Ça commence bien. Enfin pour le lecteur, son plaisir. Jugez plutôt. Première phrase coup de poing : « J’écris parce que je vais crever. » Les écrivains américains savent faire, pas les français, ou très rarement, trop de graisse dès le début. Ça me rappelle, du reste,  un autre roman, avec un début aussi violent, celui du regretté Fritz Zorn, Mars. Un seul livre, et puis emporté par le cancer à trente deux ans. Peut-être y a-t-il songé en écrivant son incipit, le cultivé Nicolas Rey.

Ne rien laisser en héritage

Dans Dos au mur, il avoue tout, le plagiat d’une nouvelle en 2016, les mensonges réitérés depuis l’enfance, les triches au bac et au permis de conduire, les faiblesses, les petites et grandes trahisons, le manque d’argent, les remords, etc. Il se met à nu, il est à vif. Il nous trouble, nous touche. On a envie de le prendre dans les bras, de lui dire que tout ça, ce n’est pas grave, que ça passera. Même le pancréas peut finir par oublier la drogue, l’alcool, la mauvaise bouffe. On a envie de boire un Perrier tranche avec lui, au « Cépage », un bistrot sympa de la rue Caulaincourt, où j’ai lu Dos au mur, face à face que je ne suis pas prêt d’oublier. Dehors, il faisait froid, et la neige tenait au sol.
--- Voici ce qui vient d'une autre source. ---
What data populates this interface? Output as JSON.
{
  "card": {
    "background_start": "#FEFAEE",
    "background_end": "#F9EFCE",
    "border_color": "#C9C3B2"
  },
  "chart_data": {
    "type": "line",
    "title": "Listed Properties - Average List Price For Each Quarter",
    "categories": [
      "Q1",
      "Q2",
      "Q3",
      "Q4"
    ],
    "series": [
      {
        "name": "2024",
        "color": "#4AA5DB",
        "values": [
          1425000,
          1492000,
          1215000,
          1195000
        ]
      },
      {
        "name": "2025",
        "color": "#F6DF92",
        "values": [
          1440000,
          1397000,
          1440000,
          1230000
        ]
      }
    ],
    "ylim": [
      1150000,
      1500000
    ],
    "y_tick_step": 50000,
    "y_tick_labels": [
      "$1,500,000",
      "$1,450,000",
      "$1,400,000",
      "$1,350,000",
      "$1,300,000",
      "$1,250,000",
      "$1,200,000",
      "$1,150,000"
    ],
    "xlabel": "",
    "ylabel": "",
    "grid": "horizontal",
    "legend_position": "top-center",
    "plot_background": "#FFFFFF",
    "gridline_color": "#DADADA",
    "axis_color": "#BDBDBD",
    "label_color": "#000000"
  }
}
Donc Rey passe aux aveux. Avec lui, pas besoin de garde à vue. Rey, il est depuis toujours dans l’autodestruction. Trop beau à vingt ans, trop de talent, embarrassé par la notoriété immédiate. Il dit, dans son roman qui se lit d’une traite, sachez-le, qu’il aime Sagan. Normal, c’est son fils spirituel. Elle aussi, elle a flingué son corps. Bonjour tristesse. Dès le début, sa musique s’est imposée, celle de Brahms. Lucide, elle a compris que la mort était un scandale, qu’on ne pouvait pas y échapper, que la vie était une farce, qu’il fallait conduire vite, fumer jour et nuit, boire sans soif, prendre de la coke pour accélérer la phrase molle et surtout claquer tout son fric avant même de l’avoir encaissé. Ne rien laisser en héritage. Que les livres, et encore. Un héritage, ça fout toujours la merde.

Ce roman sur le mensonge est plein de vérité

Rey aurait dû mourir à 27 ans. Il aurait fait la fête avec Jim Morrison et Amy Winehouse. Et en France, petit pays devenu paralytique, il serait considéré comme un écrivain culte. On le citerait chaque semaine, des jeunes filles se rouleraient sur sa tombe, bref, il serait intouchable. Il est en survie. Il écrit de mieux en mieux. C’est léger et profond à la fois. Il n’ennuie pas une seconde. Des passages, avides de sentiments, sont inoubliables. Le chapitre 101 est à chialer, vraiment. Extrait : « Jusqu’à l’aube, nous nous sommes murmuré des mots fous, embrassés jusqu’à plus soif tout en étant enlacés comme des possédés. Nous n’avons pas fait l’amour. Nous avons fait mieux. Nous avons commencé à faire l’amour. » C’est la première rencontre avec Joséphine, l’amour de sa vie. C’est la plus belle page du roman. Parce qu’elle est pleine de vérité. Ce roman sur le mensonge est plein de vérité. C’est pour ça qu’il est terriblement émouvant. Le mensonge, lui, assèche.

Nicolas Rey est désormais un corps en souffrance. Le jeune homme vert s’est épaissi, ses mains tremblent, sa diction est lente. Mais le corps de l’écrivain, c’est sa came. On n’écrit pas sans lui. Regardez, pour ne citer qu’eux, Céline, Hemingway, Capote. Ce dernier a détesté son corps gras. Il n’a plus rien écrit. Hemingway l’a aimé jusqu’au moment où il ne lui a plus permis de se tenir droit devant une femme. Alors, il s’est fait sauté la cervelle d’un coup de fusil. Céline a été au bout de sa douleur généralisée, de sa nuit d’épouvante, car il était médecin, et il avait, dans son chef-d’œuvre, posé le bon diagnostic. Rey va devoir composer avec ce corps affaibli. Mais c’est sa force, justement, ce corps ruiné. Ça se voit dans son regard qui est resté celui d’un enfant.

Nicolas Rey, Dos au mur, Au diable vauvert, 2018.